At other times, when prices rise very quickly and large numbers of people sell at once, the opposite can occur. The market may become temporarily flooded with metal, and dealers may need to adjust buy prices lower relative to spot.
These adjustments reflect what is happening in the real physical market, not just the futures market.
Physical Metals Involve Real Logistics
Unlike financial markets, physical precious metals must actually move through the real world.
Coin shops rely on refiners, wholesalers, and shipping networks to move metals through the market.
This means logistics can sometimes influence pricing.
For example:
weather and road conditions
shipping delays
refinery backlogs
difficulty transporting large quantities of metal
Even something as simple as bad road conditions or shipping delays can temporarily affect how quickly metals move through the supply chain.
When movement of metal slows down, prices and spreads can adjust slightly to reflect those realities.
Coin Shops Manage Physical Inventory
A neighborhood coin shop is not a futures exchange.
We deal with physical metals and real inventory, which means pricing reflects:
spot price
supply and demand
market volatility
inventory levels
logistics and refining costs
Because of this, buy and sell prices can change throughout the day as market conditions evolve.
Fair and Competitive Pricing
At Oakton Coins, our goal is to offer fair and competitive prices based on the current physical market.
Every item is evaluated based on:
metal content
current spot price
real-world supply and demand
market conditions
If you ever have questions about how pricing works, we are always happy to explain it.
Understanding the market helps customers make better decisions when buying or selling precious metals.
FAQ
Why don’t coin shops pay the exact spot price for gold or silver?
The spot price is a reference price from large financial markets. Coin shops operate in the physical metals market, where prices must account for refining costs, supply and demand, and the risks of holding inventory.
Why do buy and sell prices change during the day?
Precious metal prices move throughout the day in global markets.
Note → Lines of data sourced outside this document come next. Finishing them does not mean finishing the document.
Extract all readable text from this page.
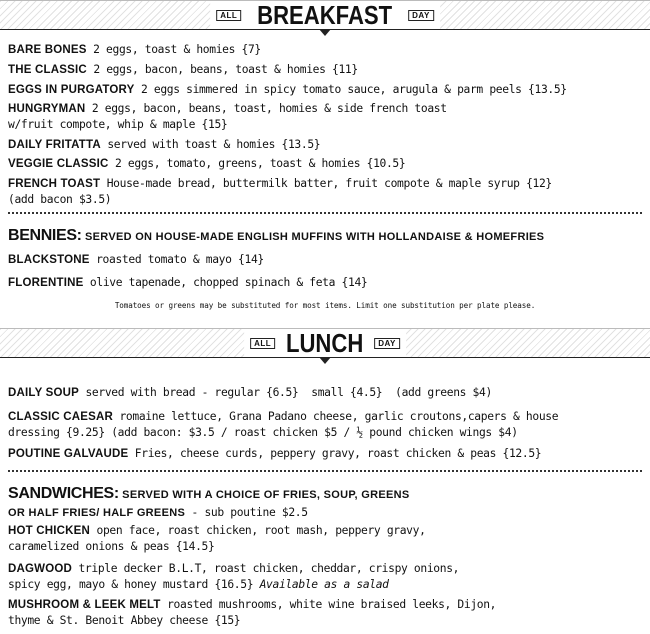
ALL BREAKFAST	DAY
BARE BONES 2 eggs, toast & homies {7}
THE CLASSIC 2 eggs, bacon, beans, toast & homies {11}
EGGS IN PURGATORY 2 eggs simmered in spicy tomato sauce, arugula & parm peels {13.5}
HUNGRYMAN 2 eggs, bacon, beans, toast, homies & side french toast
w/fruit compote, whip & maple {15}
DAILY FRITATTA served with toast & homies {13.5}
VEGGIE CLASSIC 2 eggs, tomato, greens, toast & homies {10.5}
FRENCH TOAST House-made bread, buttermilk batter, fruit compote & maple syrup {12}
(add bacon $3.5)
BENNIES: SERVED ON HOUSE-MADE ENGLISH MUFFINS WITH HOLLANDAISE & HOMEFRIES
BLACKSTONE roasted tomato & mayo {14}
FLORENTINE olive tapenade, chopped spinach & feta {14}
Tomatoes or greens may be substituted for most items. Limit one substitution per plate please.
ALL LUNCH	DAY
DAILY SOUP served with bread - regular {6.5}  small {4.5}  (add greens $4)
CLASSIC CAESAR romaine lettuce, Grana Padano cheese, garlic croutons,capers & house
dressing {9.25} (add bacon: $3.5 / roast chicken $5 / ½ pound chicken wings $4)
POUTINE GALVAUDE Fries, cheese curds, peppery gravy, roast chicken & peas {12.5}
SANDWICHES: SERVED WITH A CHOICE OF FRIES, SOUP, GREENS
OR HALF FRIES/ HALF GREENS - sub poutine $2.5
HOT CHICKEN open face, roast chicken, root mash, peppery gravy,
caramelized onions & peas {14.5}
DAGWOOD triple decker B.L.T, roast chicken, cheddar, crispy onions,
spicy egg, mayo & honey mustard {16.5} Available as a salad
MUSHROOM & LEEK MELT roasted mushrooms, white wine braised leeks, Dijon,
thyme & St. Benoit Abbey cheese {15}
Because of this, coin shops may adjust buy and sell prices as market conditions change.
Why do dealer spreads sometimes widen?
When markets become volatile and prices move quickly, dealers may widen the difference between buy and sell prices slightly to manage the risk of rapid price changes.
Can dealers ever pay above spot price?
In rare situations when physical metal becomes difficult to obtain, dealers may briefly pay above spot to acquire inventory. This is uncommon but can happen during major supply disruptions.